2011年2月27日日曜日

「見立て」

Blogの中で時折、「見立て」という言葉を書いていますが、この「見立て」に関しての捉え方、質問や連想されたことをメールで送ってくれた方々がいました。お便りありがとうございます。


「見立て」というのは、特定の基準(例えばDSMICD)の基づいて測定された分類のような類ではなく、また、「主訴」とも違うものです。


これらも含めた診断と予後の予測と終結時の状態像、サポートの具体的な方法の選択についての専門的な意見のすべてのことを意味しています。したがって、専門家がクライアントに関して行っている判断作業、総体的意見ということになります。


特に精神や心理の臨床では、何かの枠に当てはめて弁別することだけではなく、そこには推理や予測、探索が必要です。これらの作業は練習や経験の積み重ねと関連する幅の広い知識の吸収の繰り返し以外には、良い方法はないように思います。

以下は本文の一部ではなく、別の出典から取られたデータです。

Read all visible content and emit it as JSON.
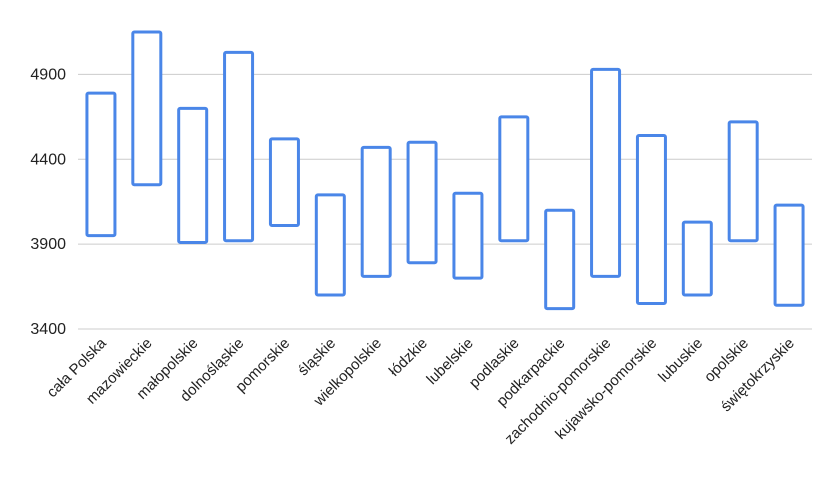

自身の資質と歴史の中で心身に染み込んだ知恵を総動員して「見立て」は立てられます。そして、自分なりの面接の方法を構成していくこととなります。そして、そうした「見立て」が効果を上げるものと実感しています。「見立て」は極めて重要です。そして、やはり、身に着けていくには、繰り返し、反復練習して体得する以外にはなかなかに難しいものと思います。


そのわけは、以前に書きました、実は、精神、心理の現場での関係性は、非言語コミュニケーションが主となり言語コミュニケーションは従となっているからです。今年も12回、23回、「見立て」に関連する講座、研修或いは検討会を行おうと思います。


つまりは、サポートや治療は「見立て」しだいで大きく左右されると言えますし、「見立て」のないサポートは成立しえないと私は思っています。先ほど、「見立て」と「主訴」は違うものと書きましたが、それは、お相手が問題とする事柄を聴き、それを新たに把握・理解しなおして、「見立て」を立てる必要があるという意味になります。このあたりも講座や研修会などで実例を挙げて検討してみたいと考えています。


前回のblogで「わかる」ということについて書きましたが、分かるだけでは不十分で、分からないところが観えてくる、把握され推理・推測を伴う判断につながっていくことが重要だと考えています。その人の行動や捉え方の背景、経緯やストーリーを捉えてみることが重要ということになります。


初回で把握が難しいことも少なくありません。数回の面接を要することもありますが、こうした「読み」がないと「見立て」を立てることはできない。そして、自分が担当できるケースなのか否かについても吟味することができます。また、出来ない場合は、どのようにリファーしていくか、ある療法を適応しないことを選択する場合、或いは、場合によっては、現時点での心理療法の適応を断念することを選択するケースもあります。